Ya apuntarán las verdes
allozas en los almendros de la Cuesta la Alberquilla, amnistiadas otro año más
desde que aquél hombrecillo ansioso de recetas vitamínicas dejó de ir a por
ellas para pregonarlas por las calles al grito de: “A real la “almorsá”.
Ya habrán florecido las
abulagas en el Cerro Miguelico. Su bello y encendido color amarillo cada año
resaltará más desde que aquellos que por una hogaza dejaron de cercenar sus leñosas
ramas que servían de combustible para los hornos de pan.
Ya estarán los álamos
cargados por el verde de sus semillas que el viento transportará hacia lugares
distantes. En otros tiempos el “pan pa tós”, así se les llamaba a las panochas
de estas simientes, servían para distraer el hambre. <<En mi hambre mando
yo>>, le dijo uno que tenía telarañas en el estómago a un rico. Seguro
que sería mientras injería este “suculento” manjar.
Ya se habrán despojado
de la herrumbre y brillarán las puntas de metal de no más de diez almocafres en
nuestro pueblo que estarán sirviendo para escardar los contados “roalillos” de
habas con los que se distraerán algunas personas mayores.

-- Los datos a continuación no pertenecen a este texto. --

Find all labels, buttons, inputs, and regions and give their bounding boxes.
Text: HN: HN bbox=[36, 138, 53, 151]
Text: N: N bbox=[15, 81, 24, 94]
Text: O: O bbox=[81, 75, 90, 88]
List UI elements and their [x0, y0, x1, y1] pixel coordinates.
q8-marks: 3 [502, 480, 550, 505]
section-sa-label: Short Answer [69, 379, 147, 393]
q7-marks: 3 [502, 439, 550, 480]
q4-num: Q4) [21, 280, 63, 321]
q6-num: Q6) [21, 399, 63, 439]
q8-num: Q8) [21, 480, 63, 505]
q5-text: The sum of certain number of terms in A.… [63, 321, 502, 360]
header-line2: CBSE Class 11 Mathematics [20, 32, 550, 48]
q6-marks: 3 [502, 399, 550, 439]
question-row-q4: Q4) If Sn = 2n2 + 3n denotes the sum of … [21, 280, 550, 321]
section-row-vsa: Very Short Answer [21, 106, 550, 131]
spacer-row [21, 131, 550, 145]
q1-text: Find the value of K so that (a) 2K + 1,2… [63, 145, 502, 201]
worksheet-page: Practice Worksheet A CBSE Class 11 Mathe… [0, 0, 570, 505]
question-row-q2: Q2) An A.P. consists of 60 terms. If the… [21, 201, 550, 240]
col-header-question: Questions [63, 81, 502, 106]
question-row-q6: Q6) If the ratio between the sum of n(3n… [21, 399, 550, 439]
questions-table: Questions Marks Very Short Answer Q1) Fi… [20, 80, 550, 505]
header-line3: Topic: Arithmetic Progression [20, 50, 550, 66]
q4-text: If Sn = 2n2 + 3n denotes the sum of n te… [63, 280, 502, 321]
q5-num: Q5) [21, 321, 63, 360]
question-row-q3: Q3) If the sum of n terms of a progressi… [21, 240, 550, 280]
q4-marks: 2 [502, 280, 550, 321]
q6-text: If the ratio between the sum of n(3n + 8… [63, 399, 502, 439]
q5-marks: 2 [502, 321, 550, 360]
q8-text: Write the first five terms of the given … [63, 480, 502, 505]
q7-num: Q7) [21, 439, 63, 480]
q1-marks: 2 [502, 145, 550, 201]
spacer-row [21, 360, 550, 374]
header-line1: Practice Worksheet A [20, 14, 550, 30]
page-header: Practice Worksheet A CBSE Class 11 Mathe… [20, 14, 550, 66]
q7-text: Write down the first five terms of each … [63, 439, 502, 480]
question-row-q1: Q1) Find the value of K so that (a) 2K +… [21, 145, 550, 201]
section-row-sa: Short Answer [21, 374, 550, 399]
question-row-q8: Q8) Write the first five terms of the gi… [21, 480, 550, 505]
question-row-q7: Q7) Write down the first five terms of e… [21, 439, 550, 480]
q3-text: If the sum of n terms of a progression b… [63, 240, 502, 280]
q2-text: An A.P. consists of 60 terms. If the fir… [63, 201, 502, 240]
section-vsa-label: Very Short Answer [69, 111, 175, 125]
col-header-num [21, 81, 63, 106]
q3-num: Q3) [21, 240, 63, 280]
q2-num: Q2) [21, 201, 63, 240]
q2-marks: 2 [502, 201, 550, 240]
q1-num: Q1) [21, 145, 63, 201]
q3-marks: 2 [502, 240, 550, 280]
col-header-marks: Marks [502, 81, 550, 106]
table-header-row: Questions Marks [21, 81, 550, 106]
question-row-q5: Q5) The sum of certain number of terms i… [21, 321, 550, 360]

Antes, miles de almocafres
le hacían cosquillas a doña campiña, que agradecida por el masaje, se acostaba
relajada cada noche arropada por el sembrado.
Ya habrá una vereda en
cada esparraguera en el monte, como también en los muchos pedregales baldíos
sin roturar donde el espárrago se prodiga en nuestro pueblo. La incesante
procesión de visitantes no reparará en las salpicadas matas de gamones que en
este tiempo presumirán de hojas nuevas y brillosas. Los pequeños bulbos de color
rosado de estas plantas servían en mis tiempos para restregarlos como protector
dermatológico en los rodales blancos que salían en la cara de los adolescentes.
Ya, con toda seguridad,
en este tiempo, se dejarán oír los
compases lastimeros de alguna corneta que después de rasgar el viento viajarán
con él hasta morir en el olivar. Sueña el de la corneta, las hermandades, y
hasta ese viento, con los perfumes propios de la Semana Santa que está próxima.
Ya llora otra vez el
campo cuarteado por la sequía. Esta vez en febrero. El jilguero en la cañada
intenta con sus trinos consolarlo pero de su flauta solo salen cortas y tristes
estrofas al comprobar el colorín los cardillos moribundos en los terraplenes
del “salao” por falta de lluvia. Este año no se podrá columpiar en los cardos
para comer sus apetitosas simientes.
Ya no hay niños que sustraigan
al descuido un palo de olivo para un trompo, ni muchachas que en el “correndero”
canten lo único que estaba permitido en mis tiempos cantar en carnaval: No me
conoces, no me conoces…
No me conoces… llevando
cincuenta y cuatro años fuera de Torredelcampo, quién me puede conocer, aunque…
si he de ser sincero, creo que nunca me fui.